Esplendor e miséria da Epidemiologia para avaliação da promoção da saúde
Louise Potvin, Patrick Chabot

Splendor and misery of Epidemiology for the evaluation of health promotion
Louise Potvin, Patrick Chabot

During the past 30 years, the field of public health has been under enormous pressure to move toward a more "social" approach to health. This is true of the two fundamental areas of the field: researching the “causes” of disease and ill health and intervening to improve health. In terms of research, social epidemiology has broadened the traditional domain of classic epidemiology to include social determinants (Berkman & Kawachi, 2000a) in studies looking at what causes unhealthy societies (Kawachi, 2002).
Given the realm of public health intervention, the Ottawa Charter (WHO 1986) and health promotion were created with the specific goal of changing the way health professionals and decision makers think about health and “to transform the complex knowledge of social epidemiology into practice and at the same time be able to document an effect” (Kickbush, 1994, p. 13). Despite the growing support from research agencies and health decision makers , both social epidemiology and health promotion still struggle to put into practice their social and population perspectives on health. Both have yet to achieve their transformation from classical epidemiology for one, and disease prevention for the other, both being based on individualistic models of health and public health intervention. Social epidemiology has yet to demonstrate that unpacking the social determinants of health leads to a better understanding of health and health promotion. It also faces the need to demonstrate whether and how it improves health.
Underlying this paper is the proposition that the challenges facing both social epidemiology and health promotion are closely linked.

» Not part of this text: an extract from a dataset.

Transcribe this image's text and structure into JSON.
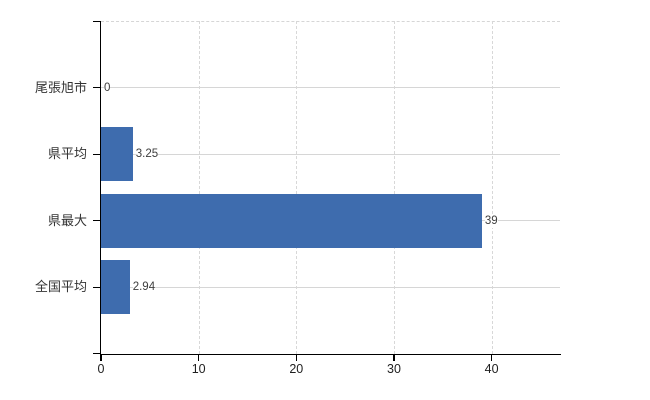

Both areas are experiencing difficulties in developing a satisfying conception of the social aspects of health. Although social epidemiology proposes innovative conceptualizations of health and disease (McKinlay & Marceau, 1999; 2000), causality (Krieger, 1994) and social categories as fundamental causes of disease (Link & Phelan, 1995), most studies make use of these social categories as just another layer of risk factors in predictive models (Macintyre, Ellaway, Cummins, 2002). There is little discussion on whether these categories are of the same nature as the risk factors that are usually produced by classical epidemiological studies (Potvin & Frohlich, 1998).
Similarly, in the realm of public health intervention, from disease prevention to health education, and to health promotion, approaches to improving population health have evolved as well as our conception of health and disease (Green & Kreuter, 1999). Although some “avant garde” practices in health promotion are leading the way into radically new conceptions of health and public health interventions, these practices still lack proper tools to reflect on their process (McQueen & Anderson, 2001) and produce the much awaited positive results that will legitimate public spending (IUHPE, 2000).

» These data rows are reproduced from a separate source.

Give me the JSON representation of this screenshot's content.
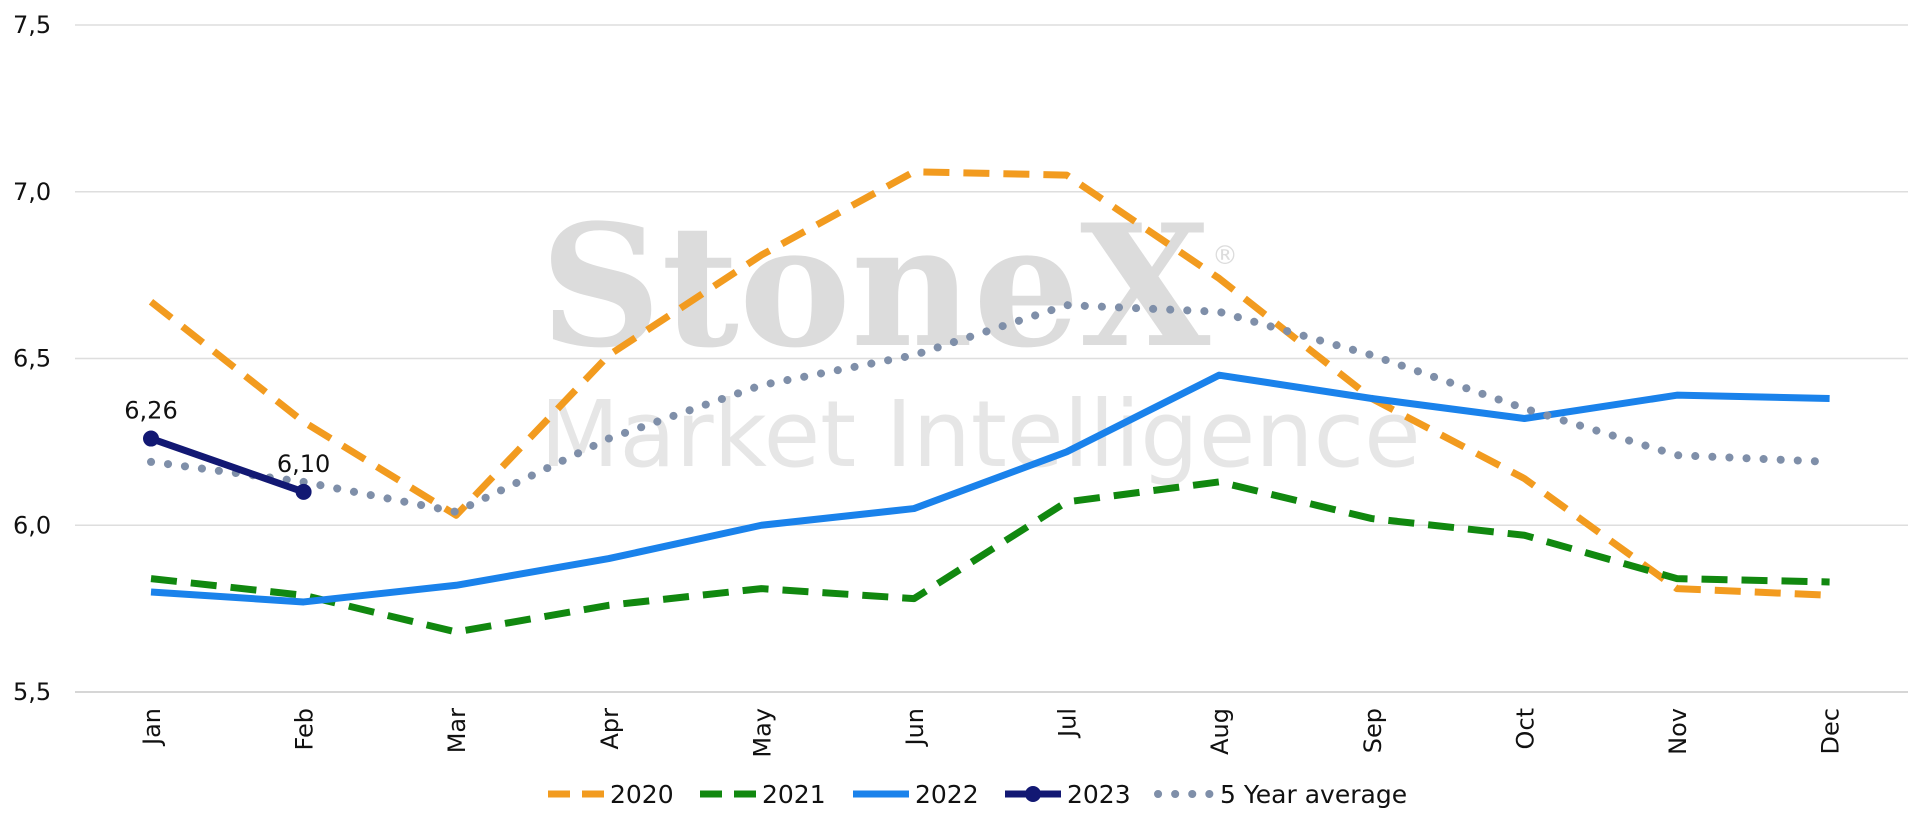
{
  "watermark": {
    "brand": "StoneX",
    "tagline": "Market Intelligence",
    "registered_mark": "®"
  },
  "chart_data": {
    "type": "line",
    "title": "",
    "xlabel": "",
    "ylabel": "",
    "categories": [
      "Jan",
      "Feb",
      "Mar",
      "Apr",
      "May",
      "Jun",
      "Jul",
      "Aug",
      "Sep",
      "Oct",
      "Nov",
      "Dec"
    ],
    "ylim": [
      5.5,
      7.5
    ],
    "yticks": [
      5.5,
      6.0,
      6.5,
      7.0,
      7.5
    ],
    "ytick_labels": [
      "5,5",
      "6,0",
      "6,5",
      "7,0",
      "7,5"
    ],
    "grid": "horizontal",
    "legend_position": "bottom",
    "series": [
      {
        "name": "2020",
        "color": "#f29b1f",
        "style": "dashed",
        "values": [
          6.67,
          6.31,
          6.03,
          6.51,
          6.81,
          7.06,
          7.05,
          6.74,
          6.38,
          6.14,
          5.81,
          5.79
        ]
      },
      {
        "name": "2021",
        "color": "#11880f",
        "style": "dashed",
        "values": [
          5.84,
          5.79,
          5.68,
          5.76,
          5.81,
          5.78,
          6.07,
          6.13,
          6.02,
          5.97,
          5.84,
          5.83
        ]
      },
      {
        "name": "2022",
        "color": "#1a82eb",
        "style": "solid",
        "values": [
          5.8,
          5.77,
          5.82,
          5.9,
          6.0,
          6.05,
          6.22,
          6.45,
          6.38,
          6.32,
          6.39,
          6.38
        ]
      },
      {
        "name": "2023",
        "color": "#121873",
        "style": "solid-markers",
        "values": [
          6.26,
          6.1,
          null,
          null,
          null,
          null,
          null,
          null,
          null,
          null,
          null,
          null
        ],
        "data_labels": [
          "6,26",
          "6,10"
        ]
      },
      {
        "name": "5 Year average",
        "color": "#7f8fa9",
        "style": "dotted",
        "values": [
          6.19,
          6.13,
          6.04,
          6.26,
          6.42,
          6.51,
          6.66,
          6.64,
          6.51,
          6.35,
          6.21,
          6.19
        ]
      }
    ]
  }
}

In this paper, we propose that a careful examination of the barriers encountered by health promotion to complete its transformation away from disease prevention also provides insights that will help social epidemiology achieve its own transformation away from classical epidemiology. In so doing we identify two epistemological blind spots that are common to health promotion and to social epidemiology. These two blind spots are reflexivity and historicity, two notions that contemporary social theory has developed extensively to further our understanding of the complex relationship between human practices and the social structure. The former pertains to the absence of an absolute determinism between the social structure and human practices given the human capacity to reflect on its own experience with abstract categories, thus creating agency and capacity to transform the structure. The latter refers to the conception that at any time, the state of an object (program, health status or other) cannot be isolated from the contexts that give it meaning: its previous states and its transformation.

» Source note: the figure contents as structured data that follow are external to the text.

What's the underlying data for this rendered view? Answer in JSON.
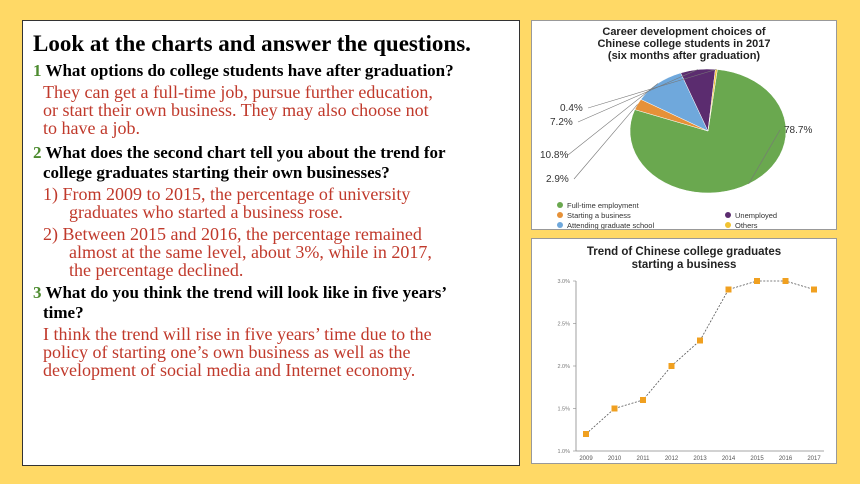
{
  "heading": "Look at the charts and answer the questions.",
  "questions": [
    {
      "num": "1",
      "text": "What options do college students have after graduation?"
    },
    {
      "num": "2",
      "text_l1": "What does the second chart tell you about the trend for",
      "text_l2": "college graduates starting their own businesses?"
    },
    {
      "num": "3",
      "text_l1": "What do you think the trend will look like in five years’",
      "text_l2": "time?"
    }
  ],
  "answers": {
    "a1": [
      "They can get a full-time job, pursue further education,",
      "or start their own business. They may also choose not",
      "to have a job."
    ],
    "a2_1": [
      "1) From 2009 to 2015, the percentage of university",
      "graduates who started a business rose."
    ],
    "a2_2": [
      "2) Between 2015 and 2016, the percentage remained",
      "almost at the same level, about 3%, while in 2017,",
      "the percentage declined."
    ],
    "a3": [
      "I think the trend will rise in five years’ time due to the",
      "policy of starting one’s own business as well as the",
      "development of social media and Internet economy."
    ]
  },
  "chart_data": [
    {
      "type": "pie",
      "title": [
        "Career development choices of",
        "Chinese college students in 2017",
        "(six months after graduation)"
      ],
      "categories": [
        "Full-time employment",
        "Starting a business",
        "Attending graduate school",
        "Unemployed",
        "Others"
      ],
      "values": [
        78.7,
        2.9,
        10.8,
        7.2,
        0.4
      ],
      "labels": [
        "78.7%",
        "2.9%",
        "10.8%",
        "7.2%",
        "0.4%"
      ],
      "colors": [
        "#6aa84f",
        "#e69138",
        "#6fa8dc",
        "#5b2c6f",
        "#f1c232"
      ],
      "legend": "bottom"
    },
    {
      "type": "line",
      "title": [
        "Trend of Chinese college graduates",
        "starting a business"
      ],
      "x": [
        "2009",
        "2010",
        "2011",
        "2012",
        "2013",
        "2014",
        "2015",
        "2016",
        "2017"
      ],
      "y": [
        1.2,
        1.5,
        1.6,
        2.0,
        2.3,
        2.9,
        3.0,
        3.0,
        2.9
      ],
      "ytick_labels": [
        "1.0%",
        "1.5%",
        "2.0%",
        "2.5%",
        "3.0%"
      ],
      "ylim": [
        1.0,
        3.0
      ],
      "colors": {
        "marker": "#f0a020",
        "line": "#555555"
      }
    }
  ]
}
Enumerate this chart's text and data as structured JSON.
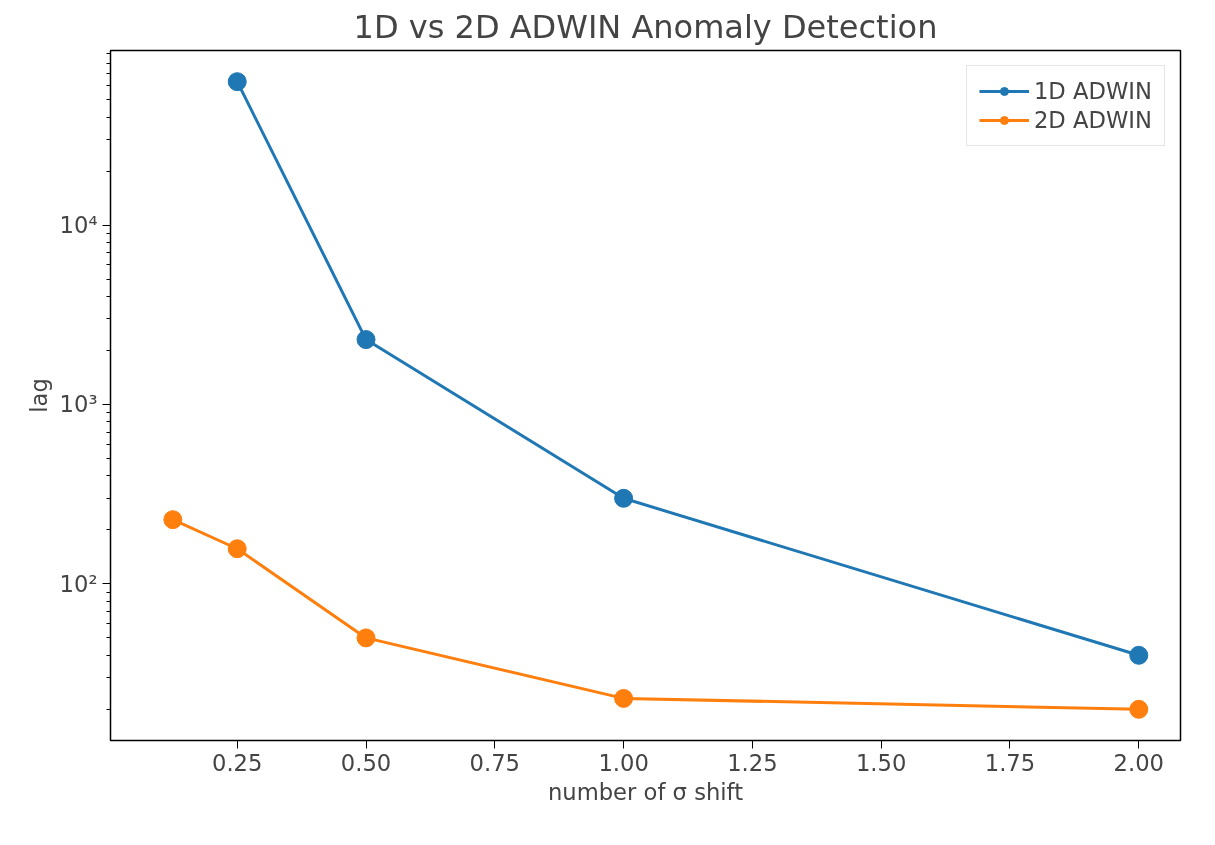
{
  "chart_data": {
    "type": "line",
    "title": "1D vs 2D ADWIN Anomaly Detection",
    "xlabel": "number of σ shift",
    "ylabel": "lag",
    "series": [
      {
        "name": "1D ADWIN",
        "color": "#1f77b4",
        "x": [
          0.25,
          0.5,
          1.0,
          2.0
        ],
        "values": [
          63000,
          2300,
          300,
          40
        ]
      },
      {
        "name": "2D ADWIN",
        "color": "#ff7f0e",
        "x": [
          0.125,
          0.25,
          0.5,
          1.0,
          2.0
        ],
        "values": [
          228,
          157,
          50,
          23,
          20
        ]
      }
    ],
    "log": "y",
    "xlim": [
      0.004,
      2.081
    ],
    "ylim": [
      13.4,
      94000
    ],
    "xticks": [
      {
        "value": 0.25,
        "label": "0.25"
      },
      {
        "value": 0.5,
        "label": "0.50"
      },
      {
        "value": 0.75,
        "label": "0.75"
      },
      {
        "value": 1.0,
        "label": "1.00"
      },
      {
        "value": 1.25,
        "label": "1.25"
      },
      {
        "value": 1.5,
        "label": "1.50"
      },
      {
        "value": 1.75,
        "label": "1.75"
      },
      {
        "value": 2.0,
        "label": "2.00"
      }
    ],
    "yticks": [
      {
        "value": 100,
        "label": "10²"
      },
      {
        "value": 1000,
        "label": "10³"
      },
      {
        "value": 10000,
        "label": "10⁴"
      }
    ],
    "legend": "top right",
    "marker": "circle",
    "line_style": "solid",
    "grid": false
  }
}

In addition to their relevance for an appropriate evaluation of health promotion, these two notions could help debug some of the issues in the study of health and place (Macintyre et al., 2002). Our hope is that by achieving its own transformation from classical epidemiology, social epidemiology will contribute to freeing the evaluation of health promotion from the models that were designed to evaluate disease prevention and health education interventions.